Sheet Resistance Geometry Problem

[tlovoi]

You have a half sphere with a radius of 1mm made up of an insulating material. This insulator is covered by a thin conductive material 1um thick. (1x10^-6 m) This material has a resistivity of 5x10^-8 ohm m. One electrode has a diameter of .5 mm and is centered at the bottom of the half sphere. The other electrode is around the rim of the sphere and makes contact with the conductive film all the way around the "equator" if you will. What is the effective resistance of this material in this geometry?

Half sphere with radius 1x10^-3 meters
Coating Thickness = 1x10^-6 meters
Resistivity = 5x10^-8 ohm m
Diameter of one electrode 5x10^-4 meters

I don't even know where to start.
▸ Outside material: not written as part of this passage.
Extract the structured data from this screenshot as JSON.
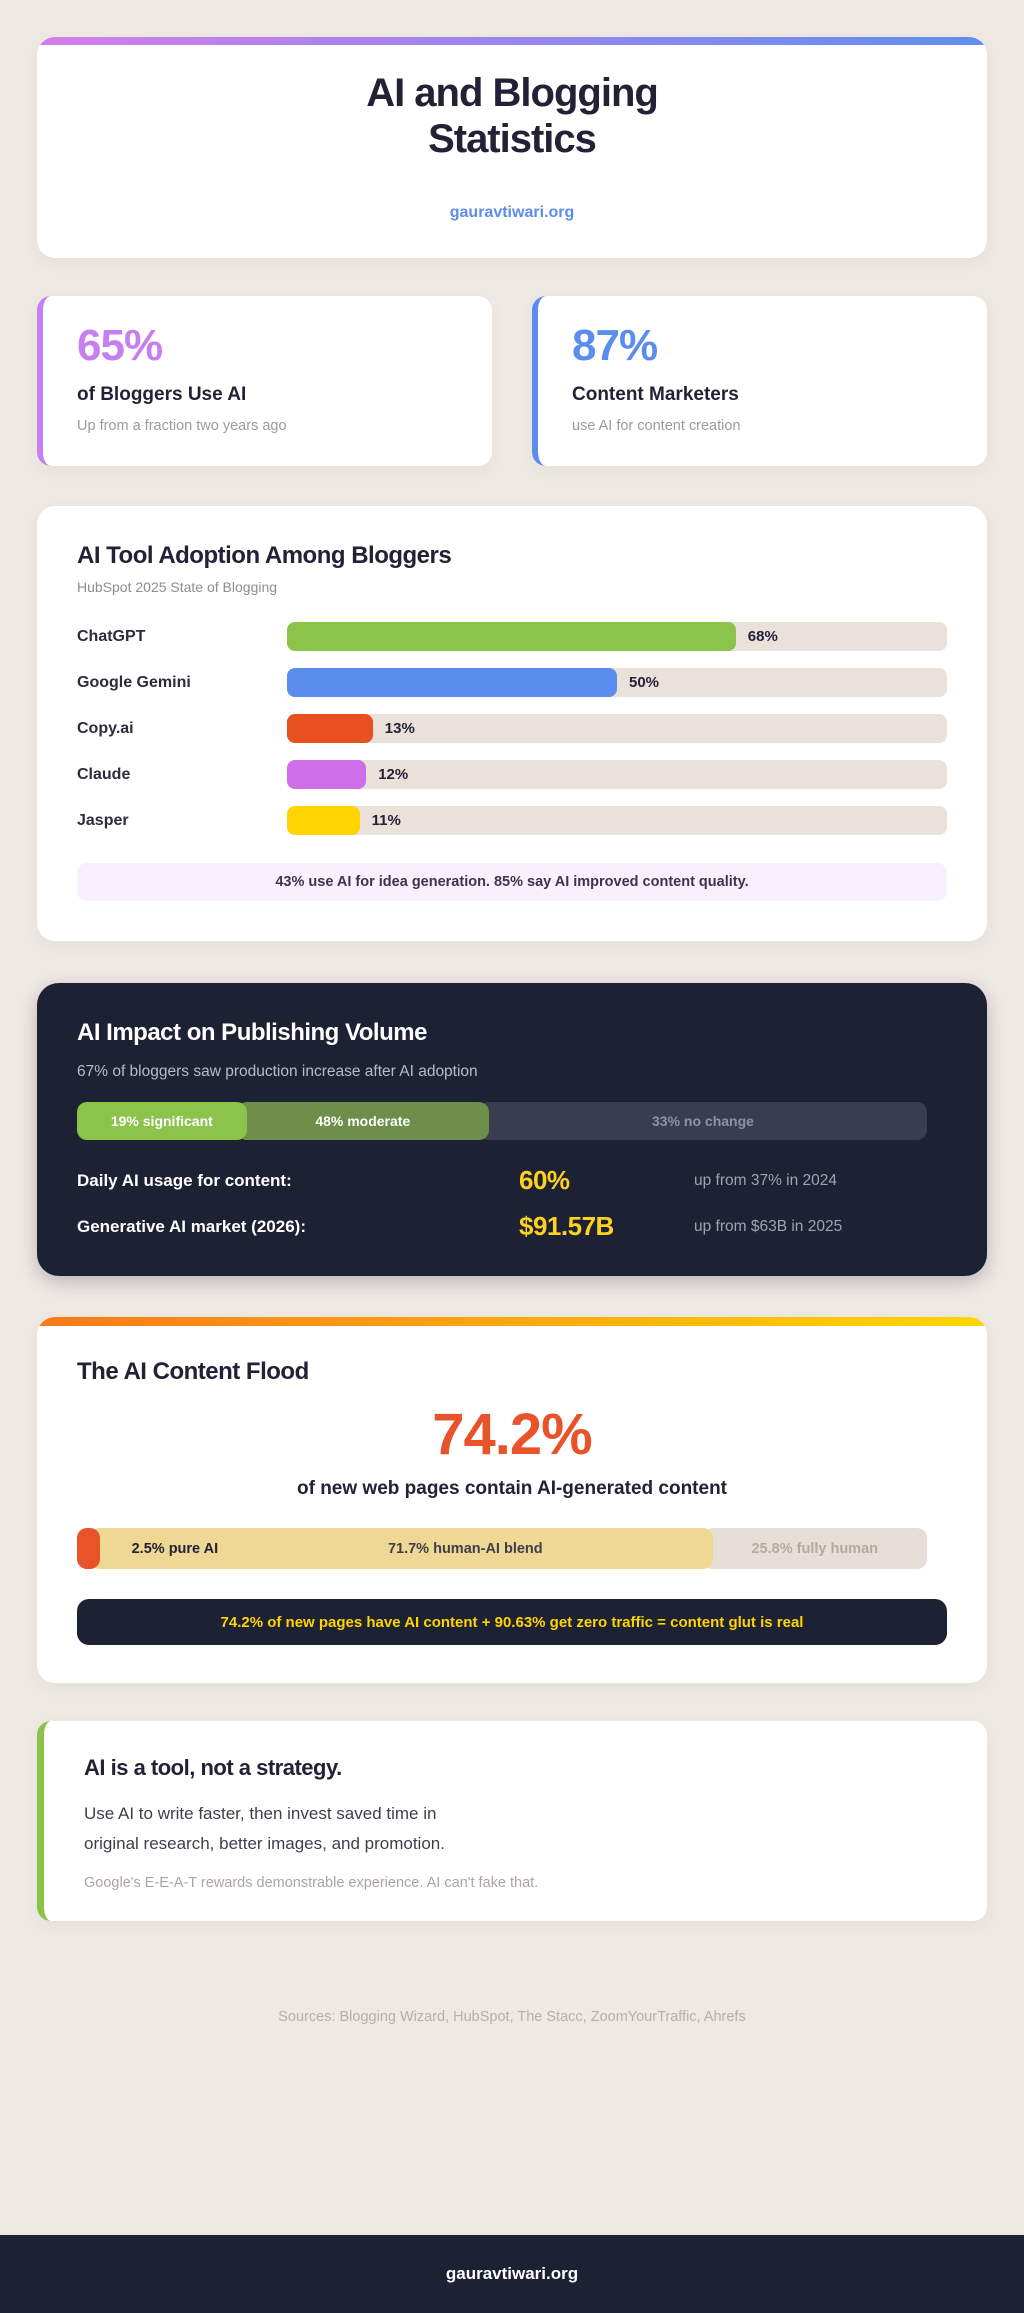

I figure if I knew the resistance of a triangular shape with electrodes on each edge I could break the sphere up into "slices" and integrate treating each slice as a separate resistor in parallel. 1/Rtotal = 1/R1 + 1/R2 etc... but it would require knowing the resistance of a thin film with a triangle shapped geometry.

Can anybody help? Or at least start me in the correct direction...

Thanks!

 

[jbsteele]

The effective resistance of this material in this geometry can be calculated by using Ohm's Law. The resistance of a conductor is equal to its resistivity multiplied by the length of the conductor divided by the cross sectional area. So, in this case, the effective resistance would be: R = 5x10^-8 ohm m * (2π * 1x10^-3 meters) / (.25 * π * (5x10^-4)^2), which works out to 0.1984 ohms.

 

[nlightner]

I can understand your confusion and difficulty in finding a solution to this problem. However, there are some key concepts and equations that can help you approach this problem in a systematic way.

First, we need to calculate the resistance of the thin conductive film. We can use the formula for sheet resistance, which is given by:

Rs = ρ/t

Where Rs is the sheet resistance, ρ is the resistivity and t is the thickness of the film. Plugging in the values given in the problem, we get:

Rs = (5x10^-8 ohm m)/(1x10^-6 m) = 0.05 ohms/square

Next, we need to calculate the resistance of the half sphere. We can use the formula for the resistance of a spherical shell, which is given by:

R = (ρL)/(4πr)

Where R is the resistance, ρ is the resistivity, L is the length of the shell (which is equal to the circumference of the half sphere), and r is the radius of the sphere. Plugging in the values, we get:

R = (5x10^-8 ohm m)(2πr)/(4πr) = 0.05 ohms

Now, we can calculate the effective resistance of the material in this geometry. We can think of the half sphere and the thin conductive film as resistors in parallel. So, the total resistance would be:

Rtotal = (1/Rhalf sphere + 1/Rfilm)^-1

Plugging in the values, we get:

Rtotal = (1/0.05 + 1/0.05)^-1 = 0.025 ohms

Therefore, the effective resistance of this material in this geometry would be 0.025 ohms. I hope this helps you in solving the problem.